Social Security
Social Security refers to the federal Old-Age, Survivors, and Disability Insurance (OASDI) program passed in 1935. Social Security is a social insurance program that is primarily funded through dedicated payroll taxes called Federal Insurance Contributions Act tax (FICA). Tax deposits are formally entrusted to the Federal Old-Age and Survivors Insurance Trust Fund, the Federal Disability Insurance Trust Fund, the Federal Hospital Insurance Trust Fund, or the Federal Supplementary Medical Insurance Trust Fund. According to the 2012 Annual Report of the Social Security Trustees, Social Security’s expenditures exceeded non-interest income in 2010 and 2011, the first such occurrences since 1983, and the Trustees estimate that this deficit will continue. The deficit of non-interest income relative to expenditures was about $49 billion in 2010 and $45 billion in 2011, and the Trustees project that it will average about $66 billion between 2012 and 2018 before rising steeply as the number of beneficiaries continues to grow at a substantially faster rate than the number of covered workers. After 2020, Treasury will redeem trust fund assets in amounts that exceed interest earnings until exhaustion of trust fund reserves in 2033.

2030: The Year Retirement Ends

6/23/14
by Rana Foroohar,
from TIME Magazine,
6/19/14:

The real debt-and-deficit crisis facing our country isn’t national—it’s personal. A look at the coming retirement apocalypse and what we have to do to avoid it.

The retirement scenario everyone wants to avoid arrives in 2030. That’s when the largest demographic group in U.S. history, the baby boomers, will have nearly depleted the Social Security trust fund. It’s also when older Generation X-ers will begin moving out of work and into their golden years. But these won’t be the years of leisure that recent generations have known. Consider a typical 2030 retiree–an educated Gen X woman, around 65, who has worked all her life at small and midsize companies. Those firms have created most of the new jobs in the economy for the past 50 years, but only 15% of them offer formal retirement plans. Our retiree has put away savings here and there, but she’s also part of the middle class, which took the biggest wealth hit during the financial crisis of 2008. That–along with the fact that average real wages have been virtually flat for three decades, even as living costs have risen–means she has minimal savings, even less than the $42,000 that today’s average retiree leaves work with. More than half her retirement income comes from Social Security. When you factor in health care spending, she’ll be living on only about 41% of the average national wage. Despite her best efforts to work and save, our Gen X retiree will have trouble maintaining her standard of living. She won’t be alone: the Center for Retirement Research at Boston College estimates that 50% of American retirees will be in the same boat. In all likelihood, then, she won’t actually be retired. Like many of her peers, our Gen X-er finds herself needing a part-time job; she shares her home and many living expenses with her son, a millennial who isn’t doing so well himself. More members of his generation live with Mom and Dad than any generation before, according to the Pew Research Center, in part because they came of age in the post-financial-crisis era, when wages were stagnant and unemployment high. Boomers scrambling to get by on a minimal income. Gen X-ers who can’t afford to stop working. Millennials staring at a bleak financial future. This is the retirement apocalypse coming at us fast–unless we do something about it now.

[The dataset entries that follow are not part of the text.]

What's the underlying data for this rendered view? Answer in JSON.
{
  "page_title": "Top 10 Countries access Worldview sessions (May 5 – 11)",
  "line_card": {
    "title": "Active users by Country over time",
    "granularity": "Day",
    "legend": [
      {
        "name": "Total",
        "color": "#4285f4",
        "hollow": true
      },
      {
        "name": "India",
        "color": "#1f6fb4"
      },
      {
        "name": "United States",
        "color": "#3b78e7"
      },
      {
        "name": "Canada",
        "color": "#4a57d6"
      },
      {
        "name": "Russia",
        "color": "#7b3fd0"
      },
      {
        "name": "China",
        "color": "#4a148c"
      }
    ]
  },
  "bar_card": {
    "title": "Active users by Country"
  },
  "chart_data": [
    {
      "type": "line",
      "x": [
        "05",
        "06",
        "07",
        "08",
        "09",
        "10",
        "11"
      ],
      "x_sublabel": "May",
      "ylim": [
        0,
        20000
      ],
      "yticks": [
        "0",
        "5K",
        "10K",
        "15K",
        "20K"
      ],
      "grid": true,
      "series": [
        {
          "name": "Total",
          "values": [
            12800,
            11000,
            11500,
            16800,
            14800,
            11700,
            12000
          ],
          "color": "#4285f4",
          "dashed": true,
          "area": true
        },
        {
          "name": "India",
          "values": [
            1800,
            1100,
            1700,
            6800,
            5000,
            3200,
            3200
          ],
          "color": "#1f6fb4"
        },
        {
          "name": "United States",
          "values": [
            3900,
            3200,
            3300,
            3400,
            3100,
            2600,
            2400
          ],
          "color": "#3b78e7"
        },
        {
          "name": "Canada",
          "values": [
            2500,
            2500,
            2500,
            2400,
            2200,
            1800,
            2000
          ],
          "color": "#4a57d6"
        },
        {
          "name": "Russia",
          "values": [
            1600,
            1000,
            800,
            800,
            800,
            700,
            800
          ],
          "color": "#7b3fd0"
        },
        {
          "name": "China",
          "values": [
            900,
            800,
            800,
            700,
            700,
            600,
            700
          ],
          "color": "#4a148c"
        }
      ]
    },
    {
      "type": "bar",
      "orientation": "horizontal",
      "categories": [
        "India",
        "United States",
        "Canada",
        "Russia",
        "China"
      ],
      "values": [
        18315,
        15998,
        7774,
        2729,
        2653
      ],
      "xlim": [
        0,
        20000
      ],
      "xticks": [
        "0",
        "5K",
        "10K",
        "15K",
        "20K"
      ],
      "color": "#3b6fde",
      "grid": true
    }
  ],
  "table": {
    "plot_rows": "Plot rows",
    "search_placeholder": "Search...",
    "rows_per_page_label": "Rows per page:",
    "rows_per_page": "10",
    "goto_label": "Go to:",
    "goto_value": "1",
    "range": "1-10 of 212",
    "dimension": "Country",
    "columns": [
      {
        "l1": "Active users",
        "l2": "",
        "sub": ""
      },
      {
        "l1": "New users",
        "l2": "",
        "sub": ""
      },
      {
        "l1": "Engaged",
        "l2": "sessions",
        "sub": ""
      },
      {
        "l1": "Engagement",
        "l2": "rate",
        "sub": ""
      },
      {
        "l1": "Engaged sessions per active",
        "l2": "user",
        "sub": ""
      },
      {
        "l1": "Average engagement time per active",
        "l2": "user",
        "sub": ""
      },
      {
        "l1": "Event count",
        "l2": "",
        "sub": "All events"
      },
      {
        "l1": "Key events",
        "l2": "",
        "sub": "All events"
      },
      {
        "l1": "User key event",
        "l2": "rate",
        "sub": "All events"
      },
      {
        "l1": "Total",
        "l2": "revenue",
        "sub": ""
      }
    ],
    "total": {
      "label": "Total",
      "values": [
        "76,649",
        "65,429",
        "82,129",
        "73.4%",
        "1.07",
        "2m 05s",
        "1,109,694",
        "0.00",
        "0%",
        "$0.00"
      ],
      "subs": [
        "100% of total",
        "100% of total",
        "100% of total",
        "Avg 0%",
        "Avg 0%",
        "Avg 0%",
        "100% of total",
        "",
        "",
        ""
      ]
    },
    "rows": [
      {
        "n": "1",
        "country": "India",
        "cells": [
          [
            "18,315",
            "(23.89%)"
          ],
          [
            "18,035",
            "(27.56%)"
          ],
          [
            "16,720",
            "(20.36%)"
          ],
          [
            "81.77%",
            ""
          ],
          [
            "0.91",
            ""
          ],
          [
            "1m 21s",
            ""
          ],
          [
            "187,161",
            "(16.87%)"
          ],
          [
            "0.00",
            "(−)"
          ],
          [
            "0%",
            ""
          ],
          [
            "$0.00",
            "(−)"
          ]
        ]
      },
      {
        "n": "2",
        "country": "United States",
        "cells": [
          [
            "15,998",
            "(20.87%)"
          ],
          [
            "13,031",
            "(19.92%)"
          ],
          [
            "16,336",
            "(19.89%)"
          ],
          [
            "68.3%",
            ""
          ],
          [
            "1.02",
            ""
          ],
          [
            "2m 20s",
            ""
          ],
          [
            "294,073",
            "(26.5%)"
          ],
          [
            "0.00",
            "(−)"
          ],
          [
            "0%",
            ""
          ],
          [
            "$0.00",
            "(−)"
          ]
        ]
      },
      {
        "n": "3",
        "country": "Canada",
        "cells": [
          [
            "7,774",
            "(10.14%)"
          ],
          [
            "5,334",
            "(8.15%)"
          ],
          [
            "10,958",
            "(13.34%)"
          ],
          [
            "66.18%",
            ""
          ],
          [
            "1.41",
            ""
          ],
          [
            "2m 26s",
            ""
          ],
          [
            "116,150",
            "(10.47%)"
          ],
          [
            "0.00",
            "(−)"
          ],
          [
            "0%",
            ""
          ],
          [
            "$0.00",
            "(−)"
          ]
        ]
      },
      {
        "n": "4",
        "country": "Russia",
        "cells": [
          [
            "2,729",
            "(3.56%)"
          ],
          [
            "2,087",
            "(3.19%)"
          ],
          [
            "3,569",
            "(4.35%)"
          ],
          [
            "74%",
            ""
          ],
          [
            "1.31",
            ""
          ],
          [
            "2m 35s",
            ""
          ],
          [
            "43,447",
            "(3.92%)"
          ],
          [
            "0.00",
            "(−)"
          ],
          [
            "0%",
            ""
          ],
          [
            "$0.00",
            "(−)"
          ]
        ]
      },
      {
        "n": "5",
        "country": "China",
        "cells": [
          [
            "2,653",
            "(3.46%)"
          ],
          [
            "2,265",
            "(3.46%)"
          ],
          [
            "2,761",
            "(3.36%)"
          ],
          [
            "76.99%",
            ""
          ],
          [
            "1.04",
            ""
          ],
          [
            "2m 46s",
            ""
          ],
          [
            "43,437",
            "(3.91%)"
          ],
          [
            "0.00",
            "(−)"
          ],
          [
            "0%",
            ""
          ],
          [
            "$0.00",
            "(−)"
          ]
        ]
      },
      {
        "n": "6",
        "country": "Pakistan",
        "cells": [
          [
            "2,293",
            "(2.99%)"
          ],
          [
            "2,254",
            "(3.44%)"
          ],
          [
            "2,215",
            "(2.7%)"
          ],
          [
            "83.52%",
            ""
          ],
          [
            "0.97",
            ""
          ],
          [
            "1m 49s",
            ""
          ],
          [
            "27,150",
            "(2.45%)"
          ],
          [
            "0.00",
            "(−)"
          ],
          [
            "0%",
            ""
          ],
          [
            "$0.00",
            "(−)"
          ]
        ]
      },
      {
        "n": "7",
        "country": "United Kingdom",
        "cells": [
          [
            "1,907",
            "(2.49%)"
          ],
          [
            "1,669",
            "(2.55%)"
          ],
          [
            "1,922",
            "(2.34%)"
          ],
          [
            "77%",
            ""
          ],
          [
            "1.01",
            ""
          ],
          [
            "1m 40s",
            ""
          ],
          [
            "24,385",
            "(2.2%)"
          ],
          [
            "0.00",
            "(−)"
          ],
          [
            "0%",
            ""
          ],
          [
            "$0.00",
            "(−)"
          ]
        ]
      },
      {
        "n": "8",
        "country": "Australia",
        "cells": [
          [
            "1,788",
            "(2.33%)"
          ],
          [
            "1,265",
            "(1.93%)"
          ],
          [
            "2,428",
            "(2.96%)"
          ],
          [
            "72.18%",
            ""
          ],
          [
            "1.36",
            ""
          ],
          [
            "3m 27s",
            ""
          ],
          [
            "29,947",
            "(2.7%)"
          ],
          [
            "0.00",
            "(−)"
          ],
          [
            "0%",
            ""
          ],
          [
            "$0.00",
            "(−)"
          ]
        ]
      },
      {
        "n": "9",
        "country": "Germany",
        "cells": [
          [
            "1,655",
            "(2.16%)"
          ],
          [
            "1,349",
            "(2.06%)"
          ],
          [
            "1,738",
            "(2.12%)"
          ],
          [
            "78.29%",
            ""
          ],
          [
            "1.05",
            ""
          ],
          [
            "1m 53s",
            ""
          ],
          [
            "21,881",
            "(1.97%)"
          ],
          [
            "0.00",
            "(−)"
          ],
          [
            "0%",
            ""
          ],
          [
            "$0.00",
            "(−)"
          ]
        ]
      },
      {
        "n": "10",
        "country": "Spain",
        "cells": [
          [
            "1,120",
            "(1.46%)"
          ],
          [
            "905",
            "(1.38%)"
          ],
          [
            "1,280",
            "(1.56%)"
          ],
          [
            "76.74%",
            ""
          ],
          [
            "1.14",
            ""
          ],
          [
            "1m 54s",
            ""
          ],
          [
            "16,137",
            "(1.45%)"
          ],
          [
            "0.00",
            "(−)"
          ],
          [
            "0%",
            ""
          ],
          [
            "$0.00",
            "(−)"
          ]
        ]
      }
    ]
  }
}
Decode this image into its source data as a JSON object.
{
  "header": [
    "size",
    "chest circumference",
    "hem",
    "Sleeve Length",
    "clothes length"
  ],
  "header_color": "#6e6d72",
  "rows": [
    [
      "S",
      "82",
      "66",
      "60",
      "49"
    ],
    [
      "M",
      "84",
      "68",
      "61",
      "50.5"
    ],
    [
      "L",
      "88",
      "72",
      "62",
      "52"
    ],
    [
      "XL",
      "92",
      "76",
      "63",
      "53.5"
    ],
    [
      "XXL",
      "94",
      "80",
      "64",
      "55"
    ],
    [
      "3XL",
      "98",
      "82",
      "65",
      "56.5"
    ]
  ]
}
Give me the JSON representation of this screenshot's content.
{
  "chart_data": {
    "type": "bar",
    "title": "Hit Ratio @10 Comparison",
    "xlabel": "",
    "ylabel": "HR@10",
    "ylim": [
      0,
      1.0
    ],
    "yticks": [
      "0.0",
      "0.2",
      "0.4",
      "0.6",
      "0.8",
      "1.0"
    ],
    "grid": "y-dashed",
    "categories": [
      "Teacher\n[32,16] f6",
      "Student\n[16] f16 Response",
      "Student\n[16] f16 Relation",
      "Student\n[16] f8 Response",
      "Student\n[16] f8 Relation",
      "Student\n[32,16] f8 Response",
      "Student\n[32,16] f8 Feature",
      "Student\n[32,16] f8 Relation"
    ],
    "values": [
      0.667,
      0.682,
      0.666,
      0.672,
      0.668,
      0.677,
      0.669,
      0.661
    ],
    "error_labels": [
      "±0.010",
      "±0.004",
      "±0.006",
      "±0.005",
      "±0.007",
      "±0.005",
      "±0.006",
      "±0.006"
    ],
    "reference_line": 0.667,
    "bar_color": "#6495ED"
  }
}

Regardless of the eventual solution, few dispute that we’re on a dire course at present. Experts estimate that half of Americans are at risk of becoming economically insecure in retirement. Our system is in desperate need of a fix. “We’re facing a tsunami,” says Senator Tom Harkin, a Democrat from Iowa who has proposed his own program. “And we’ve got to deal with it–now.”

Pew’s Paul Taylor, author of the book The Next America, is hopeful that such forced communal living may actually help spark the tough political debate needed to reform entitlements and enhance retirement security while continuing to invest in our economy for the sake of the young. The portion of the population most worried about retirement are the 20- and 30-somethings who see an uncertain future as they struggle to pay off student loans and establish themselves in the work world, and perhaps lean on their parents for support. “There’s a growing sense, for all the generations, that no one has been spared and everyone is suffering to some extent,” says Taylor. “There’s also a sense that we’re all in this together–and maybe that has the potential to change this zero-sum debate.” If we’re lucky, that may help us find the way to a system in which people of all generations can retire with security and dignity.